Good point. If teaching were one’s calling, then that would put teachers in the same camp as nuns and priests–nothing against them, mind you. However, they take vows of poverty, and foreswear many of the activities and accoutrements of the secular world. Allowing others, or even ourselves, to reference the desire to teach as a calling is detrimental to the professional status we so badly need and fight every day to uphold.
Yes, we are expected to be nuns and priests, with regard to the poverty/low pay issue.
Forget the fact that we marry and have families, for which we provide housing, food, shelter and health care, in addition to paying taxes (whereby we pay a good part of our salaries).
It is my understanding that priests don’t generally take a vow of poverty, only nuns.
Thank you for making our society a better place by your service. I envy you and admire you. I hope to teach as long as you have.
Does anybody remember the ’80’s? There was something that started in the business world called Site Based Management. It meant those at the level of manufacture were allowed, even pushed, to be a part of the decision making to make a better product.
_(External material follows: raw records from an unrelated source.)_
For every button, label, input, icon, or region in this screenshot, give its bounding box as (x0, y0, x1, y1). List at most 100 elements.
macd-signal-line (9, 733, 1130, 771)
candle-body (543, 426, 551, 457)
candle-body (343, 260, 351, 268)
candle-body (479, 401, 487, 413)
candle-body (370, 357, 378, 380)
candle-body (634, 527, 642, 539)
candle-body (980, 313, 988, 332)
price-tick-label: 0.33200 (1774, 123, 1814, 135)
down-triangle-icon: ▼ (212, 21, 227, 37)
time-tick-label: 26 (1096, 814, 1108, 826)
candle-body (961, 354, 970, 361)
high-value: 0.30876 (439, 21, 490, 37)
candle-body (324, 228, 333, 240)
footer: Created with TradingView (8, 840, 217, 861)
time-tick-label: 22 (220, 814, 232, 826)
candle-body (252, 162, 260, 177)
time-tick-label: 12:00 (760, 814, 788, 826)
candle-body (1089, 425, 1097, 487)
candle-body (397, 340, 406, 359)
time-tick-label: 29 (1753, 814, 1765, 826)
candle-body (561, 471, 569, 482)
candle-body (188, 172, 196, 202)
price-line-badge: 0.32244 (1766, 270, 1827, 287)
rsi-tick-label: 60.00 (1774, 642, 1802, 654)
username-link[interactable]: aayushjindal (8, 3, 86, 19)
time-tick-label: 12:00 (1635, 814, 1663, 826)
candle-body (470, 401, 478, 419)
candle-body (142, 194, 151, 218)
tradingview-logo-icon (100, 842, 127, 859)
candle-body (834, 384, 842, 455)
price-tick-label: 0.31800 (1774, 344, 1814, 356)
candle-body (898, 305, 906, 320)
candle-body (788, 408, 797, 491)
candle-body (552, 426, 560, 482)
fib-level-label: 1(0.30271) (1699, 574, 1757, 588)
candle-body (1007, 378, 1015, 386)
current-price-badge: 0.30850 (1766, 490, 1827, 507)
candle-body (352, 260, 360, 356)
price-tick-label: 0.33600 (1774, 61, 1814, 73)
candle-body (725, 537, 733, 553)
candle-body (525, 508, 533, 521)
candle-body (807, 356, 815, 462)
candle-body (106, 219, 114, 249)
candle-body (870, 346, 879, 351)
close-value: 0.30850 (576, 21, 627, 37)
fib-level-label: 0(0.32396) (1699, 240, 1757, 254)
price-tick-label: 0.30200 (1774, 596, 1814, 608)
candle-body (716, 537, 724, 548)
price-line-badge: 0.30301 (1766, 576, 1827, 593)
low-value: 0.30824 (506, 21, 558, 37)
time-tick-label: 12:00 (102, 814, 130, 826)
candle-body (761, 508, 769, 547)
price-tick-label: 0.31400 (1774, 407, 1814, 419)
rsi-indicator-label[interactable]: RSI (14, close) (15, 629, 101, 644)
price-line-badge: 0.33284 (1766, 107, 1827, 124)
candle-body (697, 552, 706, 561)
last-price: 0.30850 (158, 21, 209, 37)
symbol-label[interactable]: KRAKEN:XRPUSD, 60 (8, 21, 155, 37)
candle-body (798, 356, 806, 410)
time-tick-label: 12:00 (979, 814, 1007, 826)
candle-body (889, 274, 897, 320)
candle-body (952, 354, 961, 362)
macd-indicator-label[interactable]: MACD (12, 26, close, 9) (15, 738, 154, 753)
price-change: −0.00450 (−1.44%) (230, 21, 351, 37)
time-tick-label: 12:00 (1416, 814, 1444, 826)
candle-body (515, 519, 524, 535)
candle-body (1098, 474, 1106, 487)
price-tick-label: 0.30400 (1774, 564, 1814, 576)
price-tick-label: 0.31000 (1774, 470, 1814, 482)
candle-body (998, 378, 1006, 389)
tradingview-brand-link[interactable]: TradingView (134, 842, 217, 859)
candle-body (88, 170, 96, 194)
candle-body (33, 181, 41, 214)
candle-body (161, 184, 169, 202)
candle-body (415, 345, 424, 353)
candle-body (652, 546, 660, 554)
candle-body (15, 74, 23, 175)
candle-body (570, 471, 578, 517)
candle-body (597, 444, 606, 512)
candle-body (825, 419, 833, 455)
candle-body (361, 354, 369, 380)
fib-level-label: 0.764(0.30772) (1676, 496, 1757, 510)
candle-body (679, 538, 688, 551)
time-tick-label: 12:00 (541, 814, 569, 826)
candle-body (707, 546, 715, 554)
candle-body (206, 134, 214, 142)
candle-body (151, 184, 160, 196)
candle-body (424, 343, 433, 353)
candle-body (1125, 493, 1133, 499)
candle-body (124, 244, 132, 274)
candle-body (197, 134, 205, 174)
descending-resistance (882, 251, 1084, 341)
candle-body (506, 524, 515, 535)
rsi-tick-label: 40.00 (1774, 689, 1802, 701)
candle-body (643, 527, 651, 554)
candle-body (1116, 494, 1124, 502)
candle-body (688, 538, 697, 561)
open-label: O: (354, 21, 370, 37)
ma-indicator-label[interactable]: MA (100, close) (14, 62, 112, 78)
At some factories, if a worker had a suggestion to make the product better, or the process move more smoothly, s/he was rewarded monetarily, some $100/suggestion used. It seemed to make sense that those who actually did the work might possibly know something about how to make improvements on things they did every day, as opposed to someone off-site, sitting in an office.
In the education world, it became known as Building Level Decision Making. Teachers were asked for their input about how to better serve their students. If our workers and our teachers supposedly aren’t reaching the same level of success they used to, does it occur to anyone that perhaps it is how they are treated? If an employer respects his/her employees, how are those workers’ results compared to those who are in constant fear of losing their job?
Just wondering.
I attended a meeting 2 days ago with 7 people to start a Charter School. 2 of the 7 were teachers currently working in a public school.
They are fed up with what is going on in the public schools and until everyone realizes that the problems need to be addressed, I think we will see many more teachers looking for alternatives.
In the Charters, they do not have to follow the nonsense / rules and regs. imposed on the public schools by the govt.
Until you get the govt. off the backs of these schools, I sense you are going to see more of this.
Maybe the “reformers” are strangling the public schools with regulations so they can drive teachers and parents out of them.
Site based management is a method creeping back into the reform movement. In my state they are looking at it in a way to make decisions on where, how and what money should be spent.
Site based management has now turned into building level autonomy, which translated means that each principal decides whom to hire (and, if tenure and seniority end) whom to fire; also, it means that the site has nothing to say about the tests or grades or report cards, on which the school’s future hinges. The central bureaucracy holds all the real power, the power of life and death over the school.